VMWare - Resource Pools
The VMWare - Resource Pools dashboard provides an at-a-glance analysis of Resource Pool metrics like Memory Usage, CPU Usage, Shares of CPU, and Memory.
- Cluster CPU Usage. CPU usage of the resource pool.
- Cluster Memory Usage. Memory usage of the resource pool.
- Shares of CPU. Shares of CPU in the resource pool.
- Shares of Memory. Shares of Memory in the resource pool.
VMWare - Host Overview
The VMWare - Host Overview dashboard provides at-a-glance analysis of ESXi Hosts metrics like CPU Utilization, Memory Utilization, Read/ Write Latency, and Network Usage.
- Top 25 ESXi Hosts CPU Utilization. Top 25 ESXi Hosts CPU Utilization.
- Top 25 ESXi Hosts Memory Utilization. Top 25 ESXi Hosts Memory Utilization.
- Top 25 ESXi Hosts Network Usage. Top 25 ESXi Hosts Network Usage.
- Top 25 ESXi Hosts Disk Read/ Write Latency. Top 25 ESXi Hosts Disk read/ write latency.
VMWare - Host Details
The VMWare - Host Details dashboard provides detailed analysis of ESXi Hosts metrics like CPU Usage, Memory Usage, Disk Read/ Write Rate, Network Usage, Network Packet Rate, and Network Packet Error Rate.
- Top 25 ESXi Hosts CPU Usage. Top 25 ESXi Hosts CPU usage.
- Top 25 ESXi Hosts Disk Read/ Write Rate. Top 25 ESXi Hosts Disk read/ write rate.
- Top 25 ESXi Hosts Network Throughput. Top 25 ESXi Hosts Network throughput.
- Top 25 ESXi Hosts Network Packet Rate. Top 25 ESXi Hosts Network transmitted/ received packet rate.
- Top 25 ESXi Hosts Network Packet Error Rate. Top 25 ESXi Hosts Network transmitted/ received packet error rate.
VMWare - VM Overview
The VMWare - VM Overview dashboard provides an at-a-glance analysis of VM metrics like CPU Utilization, Memory Utilization, Disk Utilization, Network Usage, and Disk Usage.

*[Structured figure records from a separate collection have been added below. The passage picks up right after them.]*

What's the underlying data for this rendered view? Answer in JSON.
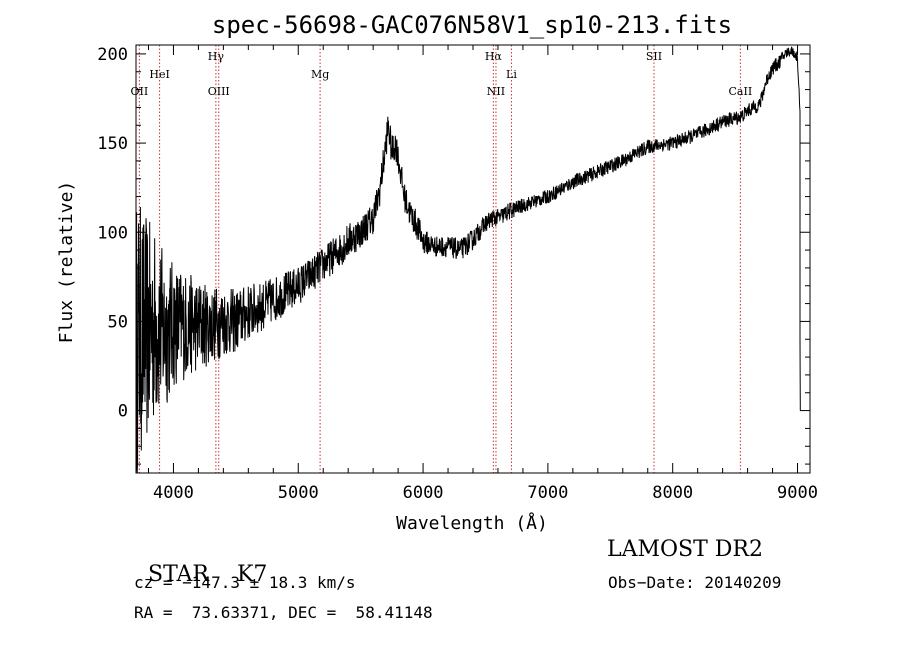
{
  "chart_data": {
    "type": "line",
    "title": "spec-56698-GAC076N58V1_sp10-213.fits",
    "xlabel": "Wavelength (Å)",
    "ylabel": "Flux (relative)",
    "xlim": [
      3700,
      9100
    ],
    "ylim": [
      -35,
      205
    ],
    "xticks": [
      4000,
      5000,
      6000,
      7000,
      8000,
      9000
    ],
    "yticks": [
      0,
      50,
      100,
      150,
      200
    ],
    "line_color": "#000000",
    "marker_color": "#cc3333",
    "spectrum": {
      "x": [
        3700,
        3750,
        3800,
        3850,
        3900,
        3950,
        4000,
        4100,
        4200,
        4300,
        4400,
        4500,
        4600,
        4700,
        4800,
        4900,
        5000,
        5100,
        5200,
        5300,
        5400,
        5500,
        5600,
        5650,
        5700,
        5720,
        5750,
        5780,
        5800,
        5850,
        5900,
        5950,
        6000,
        6100,
        6200,
        6300,
        6400,
        6500,
        6560,
        6600,
        6700,
        6800,
        7000,
        7200,
        7400,
        7600,
        7800,
        8000,
        8200,
        8400,
        8550,
        8600,
        8700,
        8750,
        8800,
        8850,
        8900,
        8950,
        9000,
        9020
      ],
      "y": [
        40,
        45,
        45,
        48,
        46,
        45,
        48,
        48,
        48,
        48,
        50,
        50,
        55,
        58,
        62,
        66,
        70,
        76,
        82,
        88,
        95,
        100,
        108,
        122,
        148,
        160,
        145,
        150,
        142,
        120,
        110,
        104,
        95,
        92,
        92,
        90,
        96,
        105,
        108,
        108,
        112,
        115,
        120,
        128,
        134,
        140,
        148,
        150,
        155,
        162,
        165,
        168,
        172,
        185,
        192,
        195,
        200,
        202,
        198,
        165
      ],
      "noise": [
        80,
        70,
        62,
        55,
        48,
        42,
        36,
        30,
        26,
        22,
        20,
        18,
        16,
        14,
        13,
        12,
        11,
        10,
        10,
        10,
        10,
        9,
        9,
        9,
        9,
        9,
        9,
        9,
        8,
        8,
        8,
        8,
        7,
        6,
        6,
        6,
        6,
        5,
        5,
        5,
        5,
        4,
        4,
        4,
        4,
        4,
        4,
        4,
        4,
        4,
        4,
        4,
        4,
        4,
        4,
        4,
        3,
        3,
        3,
        3
      ]
    },
    "lines": [
      {
        "label": "OII",
        "x": 3727,
        "row": 2
      },
      {
        "label": "HeI",
        "x": 3889,
        "row": 1
      },
      {
        "label": "Hγ",
        "x": 4340,
        "row": 0
      },
      {
        "label": "OIII",
        "x": 4363,
        "row": 2
      },
      {
        "label": "Mg",
        "x": 5175,
        "row": 1
      },
      {
        "label": "Hα",
        "x": 6563,
        "row": 0
      },
      {
        "label": "NII",
        "x": 6584,
        "row": 2
      },
      {
        "label": "Li",
        "x": 6708,
        "row": 1
      },
      {
        "label": "SII",
        "x": 7850,
        "row": 0
      },
      {
        "label": "CaII",
        "x": 8542,
        "row": 2
      }
    ]
  },
  "info": {
    "class": "STAR",
    "subclass": "K7",
    "survey": "LAMOST DR2",
    "cz": "cz = −147.3 ± 18.3 km/s",
    "obs_date": "Obs−Date: 20140209",
    "coords": "RA =  73.63371, DEC =  58.41148"
  }
}
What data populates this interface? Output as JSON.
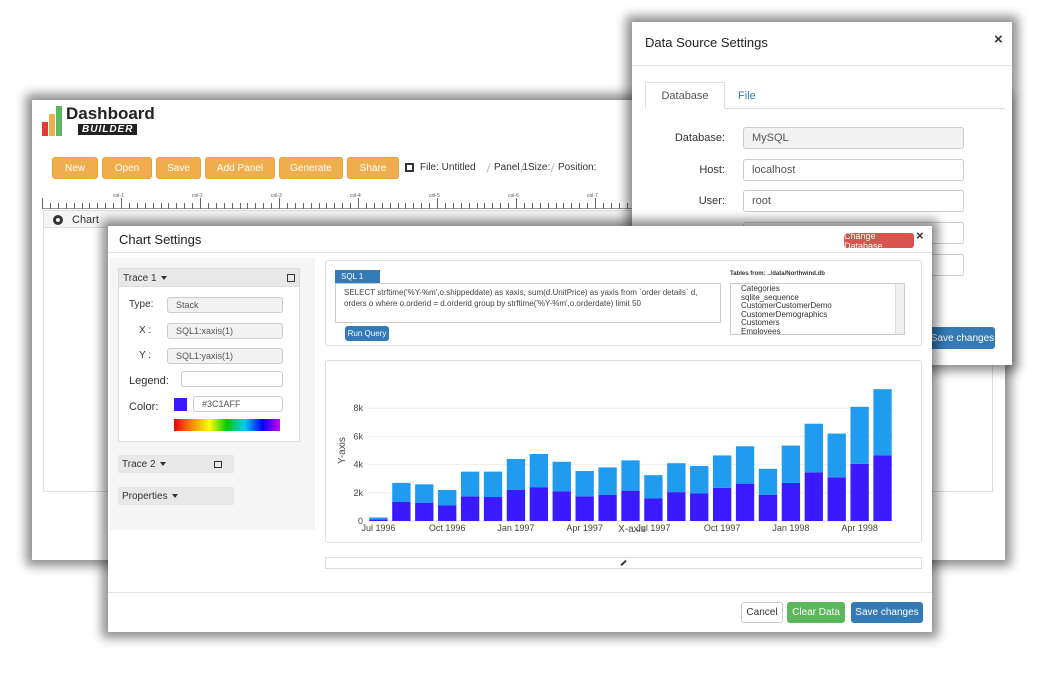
{
  "app": {
    "logo_top": "Dashboard",
    "logo_bottom": "BUILDER",
    "toolbar": [
      "New",
      "Open",
      "Save",
      "Add Panel",
      "Generate",
      "Share"
    ],
    "breadcrumb": [
      "File: Untitled",
      "Panel 1",
      "Size:",
      "Position:"
    ],
    "ruler": [
      "col-1",
      "col-2",
      "col-3",
      "col-4",
      "col-5",
      "col-6",
      "col-7"
    ],
    "panel_title": "Chart"
  },
  "data_source_modal": {
    "title": "Data Source Settings",
    "close": "×",
    "tabs": [
      "Database",
      "File"
    ],
    "fields": [
      {
        "label": "Database:",
        "value": "MySQL"
      },
      {
        "label": "Host:",
        "value": "localhost"
      },
      {
        "label": "User:",
        "value": "root"
      }
    ],
    "save": "Save changes"
  },
  "chart_settings_modal": {
    "title": "Chart Settings",
    "change_database": "Change Database",
    "close": "×",
    "trace1": {
      "title": "Trace 1",
      "fields": [
        {
          "label": "Type:",
          "value": "Stack"
        },
        {
          "label": "X :",
          "value": "SQL1:xaxis(1)"
        },
        {
          "label": "Y :",
          "value": "SQL1:yaxis(1)"
        }
      ],
      "legend_label": "Legend:",
      "color_label": "Color:",
      "color_value": "#3C1AFF"
    },
    "trace2": "Trace 2",
    "properties": "Properties",
    "sql_tab": "SQL 1",
    "query": "SELECT strftime('%Y-%m',o.shippeddate) as xaxis, sum(d.UnitPrice) as yaxis from `order details` d, orders o where o.orderid = d.orderid group by strftime('%Y-%m',o.orderdate) limit 50",
    "run_query": "Run Query",
    "tables_title": "Tables from: ../data/Northwind.db",
    "tables": [
      "Categories",
      "sqlite_sequence",
      "CustomerCustomerDemo",
      "CustomerDemographics",
      "Customers",
      "Employees"
    ],
    "footer": [
      "Cancel",
      "Clear Data",
      "Save changes"
    ]
  },
  "chart_data": {
    "type": "bar",
    "stacked": true,
    "x_label": "X-axis",
    "y_label": "Y-axis",
    "categories": [
      "Jul 1996",
      null,
      null,
      "Oct 1996",
      null,
      null,
      "Jan 1997",
      null,
      null,
      "Apr 1997",
      null,
      null,
      "Jul 1997",
      null,
      null,
      "Oct 1997",
      null,
      null,
      "Jan 1998",
      null,
      null,
      "Apr 1998",
      null
    ],
    "series": [
      {
        "color": "#3C1AFF",
        "values": [
          120,
          1350,
          1300,
          1100,
          1750,
          1700,
          2200,
          2400,
          2100,
          1750,
          1850,
          2150,
          1600,
          2050,
          1950,
          2350,
          2650,
          1850,
          2700,
          3450,
          3100,
          4050,
          4650
        ]
      },
      {
        "color": "#1F9BF0",
        "values": [
          130,
          1350,
          1300,
          1100,
          1750,
          1800,
          2200,
          2350,
          2100,
          1800,
          1950,
          2150,
          1650,
          2050,
          1950,
          2300,
          2650,
          1850,
          2650,
          3450,
          3100,
          4050,
          4700
        ]
      }
    ],
    "ylim": [
      0,
      10000
    ],
    "yticks": [
      0,
      {
        "value": 2000,
        "label": "2k"
      },
      {
        "value": 4000,
        "label": "4k"
      },
      {
        "value": 6000,
        "label": "6k"
      },
      {
        "value": 8000,
        "label": "8k"
      }
    ],
    "grid": true
  }
}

- Top 25 VMs CPU Utilization. Top 25 VMs CPU utilization.
- Top 25 VMs Memory Utilization. Top 25 VMs Memory utilization.

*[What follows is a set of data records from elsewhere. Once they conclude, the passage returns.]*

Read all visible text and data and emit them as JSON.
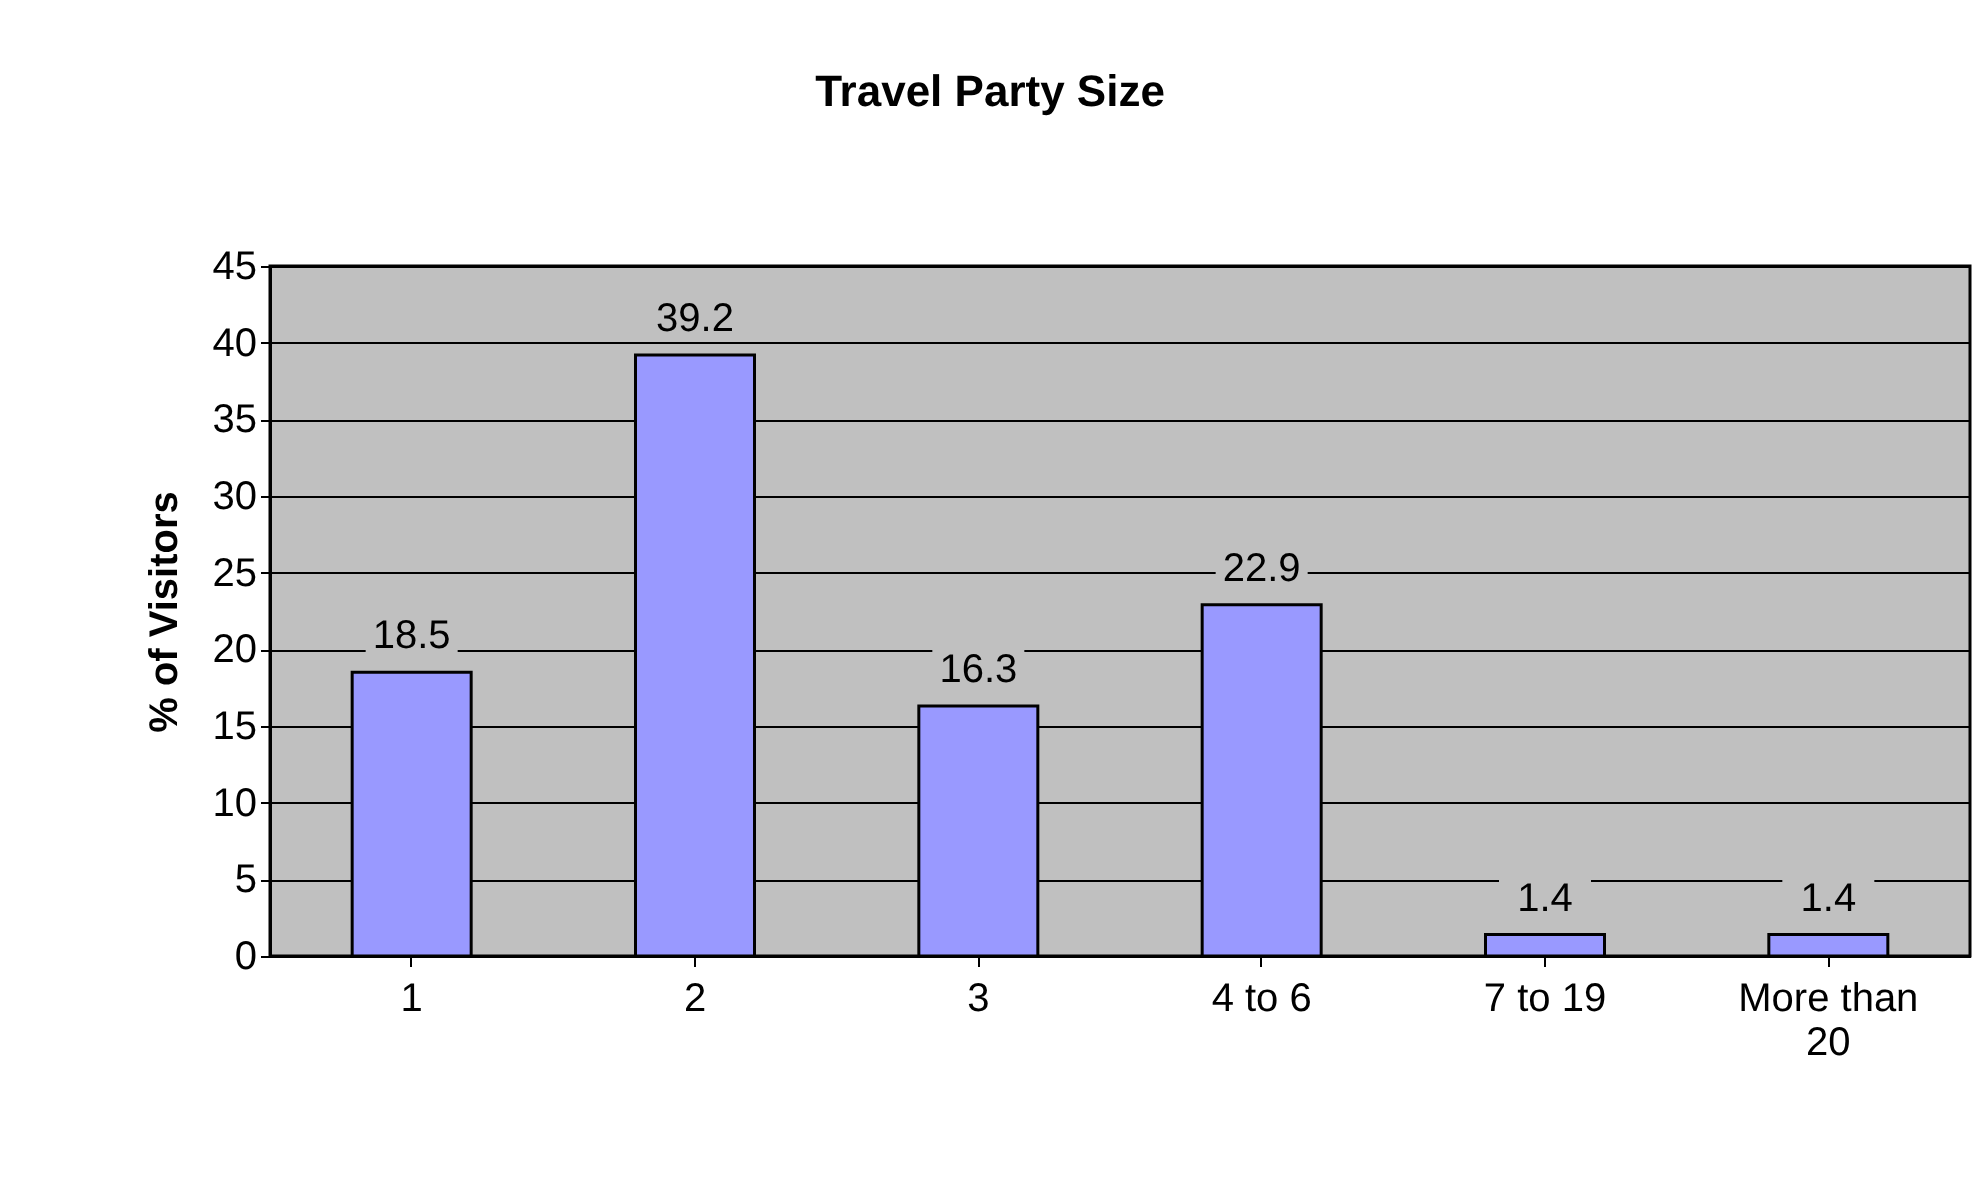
{
  "chart_data": {
    "type": "bar",
    "title": "Travel Party Size",
    "ylabel": "% of Visitors",
    "categories": [
      "1",
      "2",
      "3",
      "4 to 6",
      "7 to 19",
      "More than 20"
    ],
    "values": [
      18.5,
      39.2,
      16.3,
      22.9,
      1.4,
      1.4
    ],
    "color": "#9999ff",
    "ylim": [
      0,
      45
    ],
    "yticks": [
      0,
      5,
      10,
      15,
      20,
      25,
      30,
      35,
      40,
      45
    ],
    "grid": "y",
    "data_labels": true
  }
}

- Top 25 VMs Disk Utilization. Top 25 VMs Disk utilization.
- Top 25 VMs Network Usage. Top 25 VMs Network usage.
- Top 25 VMs Disk Usage. Top 25 VMs Disk usage.
- Top 25 VMs Memory Ballooning. Top 25 VMs Memory Ballooning.
VMWare - VM Details
The VMWare - VM Details dashboard provides a detailed analysis of VM metrics like CPU Usage, Memory Usage, Read/Write Latency, Network Packet Rate, and Memory Swapped.

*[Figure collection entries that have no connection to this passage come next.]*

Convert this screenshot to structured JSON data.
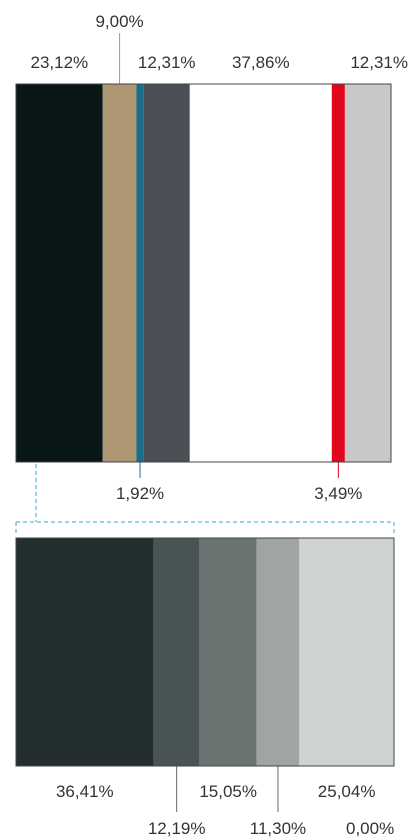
{
  "chart_data": [
    {
      "type": "bar",
      "orientation": "horizontal-stacked",
      "x_range": [
        0,
        100
      ],
      "unit": "%",
      "segments": [
        {
          "value": 23.12,
          "label": "23,12%",
          "color": "#081716"
        },
        {
          "value": 9.0,
          "label": "9,00%",
          "color": "#ad9672"
        },
        {
          "value": 1.92,
          "label": "1,92%",
          "color": "#1c6d8c"
        },
        {
          "value": 12.31,
          "label": "12,31%",
          "color": "#4b4e55"
        },
        {
          "value": 37.86,
          "label": "37,86%",
          "color": "#ffffff"
        },
        {
          "value": 3.49,
          "label": "3,49%",
          "color": "#e0061c"
        },
        {
          "value": 12.31,
          "label": "12,31%",
          "color": "#c8c8c8"
        }
      ],
      "label_placement": [
        "top",
        "top-raised",
        "bottom",
        "top",
        "top",
        "bottom",
        "top"
      ],
      "grid": false,
      "legend": "none"
    },
    {
      "type": "bar",
      "orientation": "horizontal-stacked",
      "breakdown_of_segment": "23,12%",
      "x_range": [
        0,
        100
      ],
      "unit": "%",
      "segments": [
        {
          "value": 36.41,
          "label": "36,41%",
          "color": "#222f2e"
        },
        {
          "value": 12.19,
          "label": "12,19%",
          "color": "#485554"
        },
        {
          "value": 15.05,
          "label": "15,05%",
          "color": "#6c7473"
        },
        {
          "value": 11.3,
          "label": "11,30%",
          "color": "#9ea5a4"
        },
        {
          "value": 25.04,
          "label": "25,04%",
          "color": "#ced3d2"
        },
        {
          "value": 0.0,
          "label": "0,00%",
          "color": "#ffffff"
        }
      ],
      "label_placement": [
        "bottom",
        "bottom-low",
        "bottom",
        "bottom-low",
        "bottom",
        "bottom-low"
      ],
      "grid": false,
      "legend": "none"
    }
  ]
}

- Top 25 VMs CPU Usage. Top 25 VMs CPU usage.
- Top 25 VMs Memory Usage. Top 25 VMs Memory usage.
- Top 25 VMs Disk Read/ Write Latency. Top 25 VMs Disk read/write latency.
- Top 25 VMs Disk Read/ Write Rate. Top 25 VMs Disk read/write rate.
- Top 25 VMs Network Throughput. Top 25 VMs Network throughput.
- Top 25 VMs Network Packet Rate. Top 25 VMs Network transmitted/received packet rate.
- Top 25 VMs Network Packet Drop Rate. Top 25 VMs Network transmitted/received packet drop rate.
- Top 25 VMs Memory Swapped. Top 25 VMs Memory swapped.